Derek Lowe over at In the Pipeline (which I would unhesitatingly recommend to read if you’re remotely interested in how medicinal chemistry happens) discusses a new paper which addresses some of the systemic issues in drug discovery, namely the inconsistent use of predictive models (PMs) for making decisions about how drugs proceed through the discovery pipeline.
A big chunk of the problem is that drug companies look to diseases with no effective treatments, but part of the reason why no effective treatments exist is because the models of the disease are poorly constructed or just even plain wrong (because biology). One of the big culprits here is Alzheimer’s, the mechanism of which is still not well understood, but that doesn’t stop Eli Lilly (for example) throwing billions of dollars at it in the hope that something will stick (spoiler: it probably won’t).
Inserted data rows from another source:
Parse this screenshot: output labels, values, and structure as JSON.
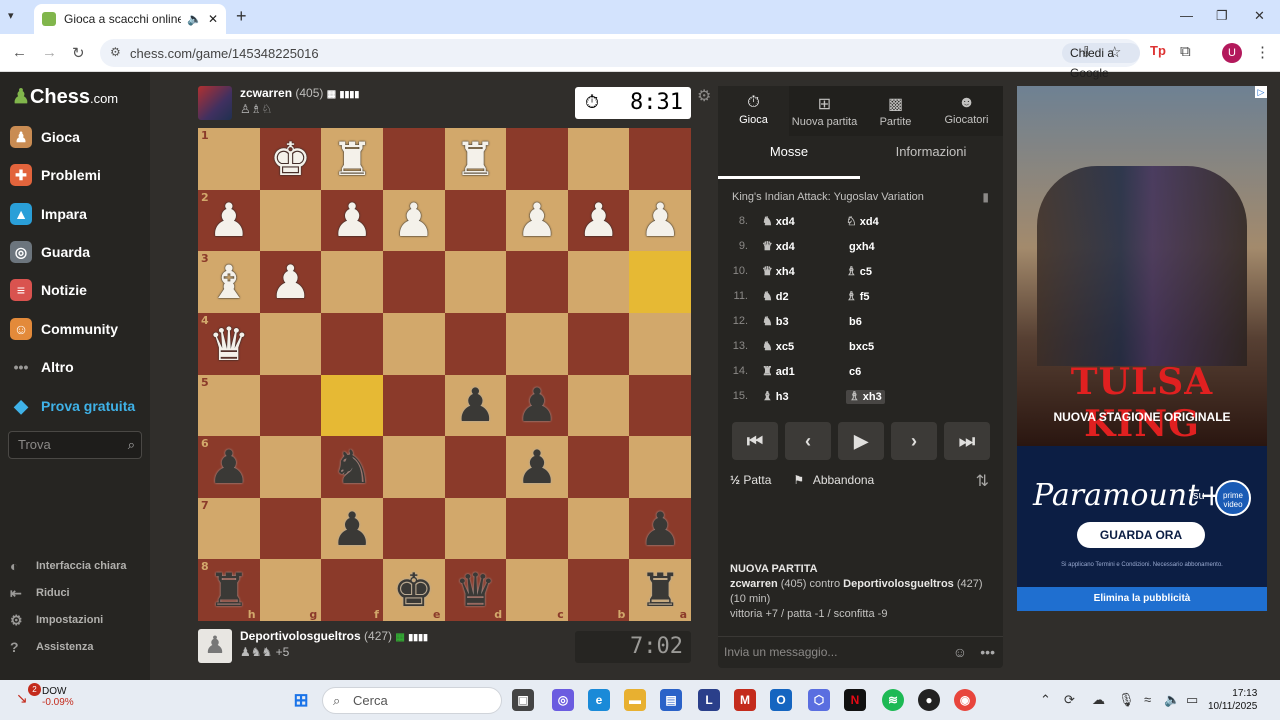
{
  "browser": {
    "tab_title": "Gioca a scacchi online GRAT",
    "url": "chess.com/game/145348225016",
    "ask_google": "Chiedi a Google",
    "profile_initial": "U"
  },
  "sidebar": {
    "logo_text": "Chess",
    "logo_suffix": ".com",
    "items": [
      {
        "label": "Gioca",
        "icon": "pawn-icon",
        "color": "#c98c53"
      },
      {
        "label": "Problemi",
        "icon": "puzzle-icon",
        "color": "#e2643c"
      },
      {
        "label": "Impara",
        "icon": "graduation-icon",
        "color": "#2a9fd8"
      },
      {
        "label": "Guarda",
        "icon": "binoculars-icon",
        "color": "#9aa3ad"
      },
      {
        "label": "Notizie",
        "icon": "news-icon",
        "color": "#d9534f"
      },
      {
        "label": "Community",
        "icon": "community-icon",
        "color": "#e38a3a"
      },
      {
        "label": "Altro",
        "icon": "more-icon",
        "color": "#9a9997"
      },
      {
        "label": "Prova gratuita",
        "icon": "diamond-icon",
        "color": "#3fb2e8"
      }
    ],
    "search_placeholder": "Trova",
    "bottom": [
      {
        "label": "Interfaccia chiara",
        "icon": "half-circle-icon"
      },
      {
        "label": "Riduci",
        "icon": "collapse-icon"
      },
      {
        "label": "Impostazioni",
        "icon": "gear-icon"
      },
      {
        "label": "Assistenza",
        "icon": "help-icon"
      }
    ]
  },
  "top_player": {
    "name": "zcwarren",
    "rating": "(405)",
    "flag": "US",
    "captured": "♙♗♘",
    "clock": "8:31"
  },
  "bottom_player": {
    "name": "Deportivolosgueltros",
    "rating": "(427)",
    "flag": "IT",
    "captured": "♟♞♞",
    "advantage": "+5",
    "clock": "7:02"
  },
  "board": {
    "orientation": "black",
    "rank_labels": [
      "1",
      "2",
      "3",
      "4",
      "5",
      "6",
      "7",
      "8"
    ],
    "file_labels": [
      "h",
      "g",
      "f",
      "e",
      "d",
      "c",
      "b",
      "a"
    ],
    "highlighted": [
      "a3",
      "f5"
    ],
    "rows": [
      [
        "",
        "K",
        "R",
        "",
        "R",
        "",
        "",
        ""
      ],
      [
        "P",
        "",
        "P",
        "P",
        "",
        "P",
        "P",
        "P"
      ],
      [
        "B",
        "P",
        "",
        "",
        "",
        "",
        "",
        ""
      ],
      [
        "Q",
        "",
        "",
        "",
        "",
        "",
        "",
        ""
      ],
      [
        "",
        "",
        "",
        "",
        "p",
        "p",
        "",
        ""
      ],
      [
        "p",
        "",
        "n",
        "",
        "",
        "p",
        "",
        ""
      ],
      [
        "",
        "",
        "p",
        "",
        "",
        "",
        "",
        "p"
      ],
      [
        "r",
        "",
        "",
        "k",
        "q",
        "",
        "",
        "r"
      ]
    ]
  },
  "panel": {
    "tabs": [
      {
        "label": "Gioca",
        "icon": "stopwatch-icon"
      },
      {
        "label": "Nuova partita",
        "icon": "plus-square-icon"
      },
      {
        "label": "Partite",
        "icon": "board-icon"
      },
      {
        "label": "Giocatori",
        "icon": "players-icon"
      }
    ],
    "subtabs": [
      "Mosse",
      "Informazioni"
    ],
    "opening": "King's Indian Attack: Yugoslav Variation",
    "moves": [
      {
        "n": "8.",
        "w_pc": "♞",
        "w": "xd4",
        "b_pc": "♘",
        "b": "xd4"
      },
      {
        "n": "9.",
        "w_pc": "♛",
        "w": "xd4",
        "b_pc": "",
        "b": "gxh4"
      },
      {
        "n": "10.",
        "w_pc": "♛",
        "w": "xh4",
        "b_pc": "♗",
        "b": "c5"
      },
      {
        "n": "11.",
        "w_pc": "♞",
        "w": "d2",
        "b_pc": "♗",
        "b": "f5"
      },
      {
        "n": "12.",
        "w_pc": "♞",
        "w": "b3",
        "b_pc": "",
        "b": "b6"
      },
      {
        "n": "13.",
        "w_pc": "♞",
        "w": "xc5",
        "b_pc": "",
        "b": "bxc5"
      },
      {
        "n": "14.",
        "w_pc": "♜",
        "w": "ad1",
        "b_pc": "",
        "b": "c6"
      },
      {
        "n": "15.",
        "w_pc": "♝",
        "w": "h3",
        "b_pc": "♗",
        "b": "xh3"
      }
    ],
    "controls": [
      "⏮",
      "‹",
      "▶",
      "›",
      "⏭"
    ],
    "draw": "Patta",
    "draw_icon": "½",
    "resign": "Abbandona",
    "info": {
      "heading": "NUOVA PARTITA",
      "white": "zcwarren",
      "white_rating": "(405)",
      "vs": "contro",
      "black": "Deportivolosgueltros",
      "black_rating": "(427)",
      "time": "(10 min)",
      "result": "vittoria +7 / patta -1 / sconfitta -9"
    },
    "chat_placeholder": "Invia un messaggio..."
  },
  "ad": {
    "title": "TULSA KING",
    "subtitle": "NUOVA STAGIONE ORIGINALE",
    "brand": "Paramount+",
    "su": "su",
    "prime": "prime video",
    "cta": "GUARDA ORA",
    "terms": "Si applicano Termini e Condizioni. Necessario abbonamento.",
    "remove": "Elimina la pubblicità"
  },
  "taskbar": {
    "ticker": "DOW",
    "ticker_value": "-0.09%",
    "ticker_badge": "2",
    "search": "Cerca",
    "time": "17:13",
    "date": "10/11/2025"
  }
}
I’m familiar with the drug discovery industry: I spent 10 years developing and working with chemical informatics (cheminformatics) tools to support research chemists who were working in precisely this muddy world.
But since 2010, I’ve been working in the world of genetic testing which, for a variety of reasons, seems to have been able to deal with the issue of getting their PMs right a lot better than their cousins in the pharmaceutical industry. This is partly because in genetic testing, you’re not looking for a cure; you’re looking for a genetic signal that strongly correlates with a disease state which in the world of high-throughput DNA sequencing is almost trivial to do. The hard part is, as always, getting enough statistical support for your model from independent clinical trials.
It’s interesting to see discussions of PPVs and NPVs from the perspective of the drug discovery model, though, and I think this paper is going to end up being cited almost as much as Lipinski’s “Rule of Five” paper in the world of medicinal chemistry.